A cidade teve gastos de mais de U$ 120 bilhões na reconstrução de danos estimados em mais de U$ 135 bilhões. Diversas áreas seguem uma recuperação até os dias atuais. A cidade implementou diversas melhorias na prevenção de catástrofes, como por exemplo, investimentos de U$ 14 bilhões em um novo sistema de diques e muros de contenção da água. Parte da população, porém, não se sente segura, mesmo com os investimentos. “Eu realmente não sinto (segurança) no que eles fizeram, que eles conseguiram. Vou ser honesto com você. Não houve furacões sérios o suficiente, como o Katrina, para comparar. Mas não consigo me sentir seguro” , disse Curtis.
Não é só Nova Orleans que sofreu com alagamento de parte da cidade. Em abril de 2024, a região metropolitana de Porto Alegre também sofreu com uma enchente de dimensões catastróficas. A cidade, desde o ano passado, passa por uma reconstrução estrutural enorme, para corrigir problemas atuais que foram afetados pela enchente, quanto planos futuros de prevenção. Os casos das cidades de Porto Alegre e Nova Orleans têm muita semelhança, e o professor Augusto José menciona: “Ambos os eventos foram uma variabilidade climática. Já havia ocorrido outro há 80 anos em Porto Alegre, inclusive noticiado aqui por um jornal aqui de São Paulo da época, o Estadão. Causou muito prejuízo, e agora, pela mesma razão do katrina, que aqui as estruturas de drenagem falharam também.

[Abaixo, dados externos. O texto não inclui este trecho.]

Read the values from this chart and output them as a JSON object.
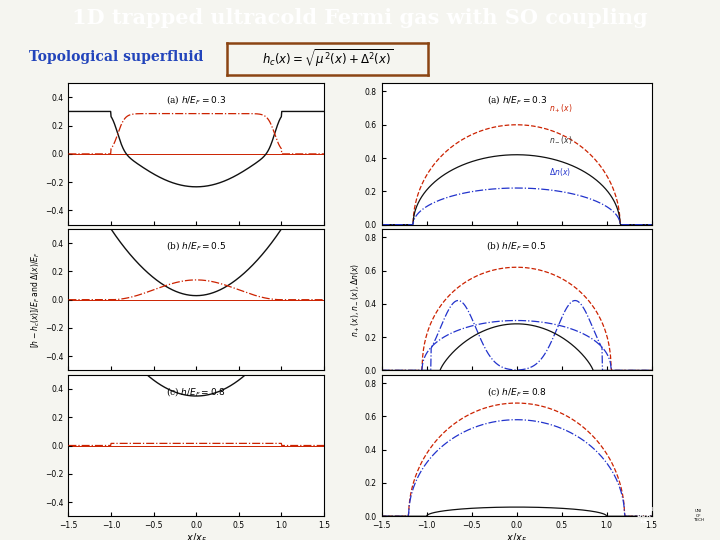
{
  "title": "1D trapped ultracold Fermi gas with SO coupling",
  "title_bg": "#1a0099",
  "title_fg": "#ffffff",
  "subtitle": "Topological superfluid",
  "subtitle_color": "#2244bb",
  "bg_color": "#f5f5f0",
  "left_ylabel": "$[h - h_c(x)]/E_F$ and $\\Delta(x)/E_F$",
  "right_ylabel": "$n_+(x),\\, n_-(x),\\, \\Delta n(x)$",
  "xlabel": "$x/x_F$",
  "xlim": [
    -1.5,
    1.5
  ],
  "ylim_left": [
    -0.5,
    0.5
  ],
  "ylim_right": [
    0.0,
    0.85
  ],
  "shaded_color": "#aabbdd",
  "shaded_alpha": 0.35,
  "line_black": "#111111",
  "line_red": "#cc2200",
  "line_blue": "#2233cc",
  "formula_border": "#8B4513",
  "logo_color": "#cc0000"
}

Faltou um reforço nessas estruturas, nas ações estruturais, ou seja, obras gigantescas para reduzir o efeito desses eventos”.
Após 20 anos, a cidade de Nova Orleans serviu e ainda serve como referência de reconstrução e resiliência. O que as pessoas não observam, porém, são os desafios dessa reconstrução da cultura. O projeto cultural da Casa Samba, um projeto cujo objetivo é trazer a cultura brasileira para a cidade, teve que ser refeito do zero, após o furacão, pois diversos ex-membros do projeto haviam se mudado da cidade, sem conseguir retornar desde então. Para Curtis, essa fuga da comunidade construída no bairro foi um dos momentos mais difíceis vividos:
“A parte mais difícil foi perder a comunidade, a jovem comunidade da Casa que havia desenvolvido aqui, bem no meu próprio bairro, no Garden District de Nova Orleans. Perdi meu futuro com as crianças. Perdi o futuro. E a maioria dos adultos que faziam parte do grupo — um ou dois deles — eram muito importantes para o grupo. Algumas das pessoas mais jovens do grupo voltaram depois. Mas eles eram, quando digo mais jovens, estavam justamente saindo da faculdade. O Katrina definitivamente afetou. Mas a gente sempre vai se reconstruir.”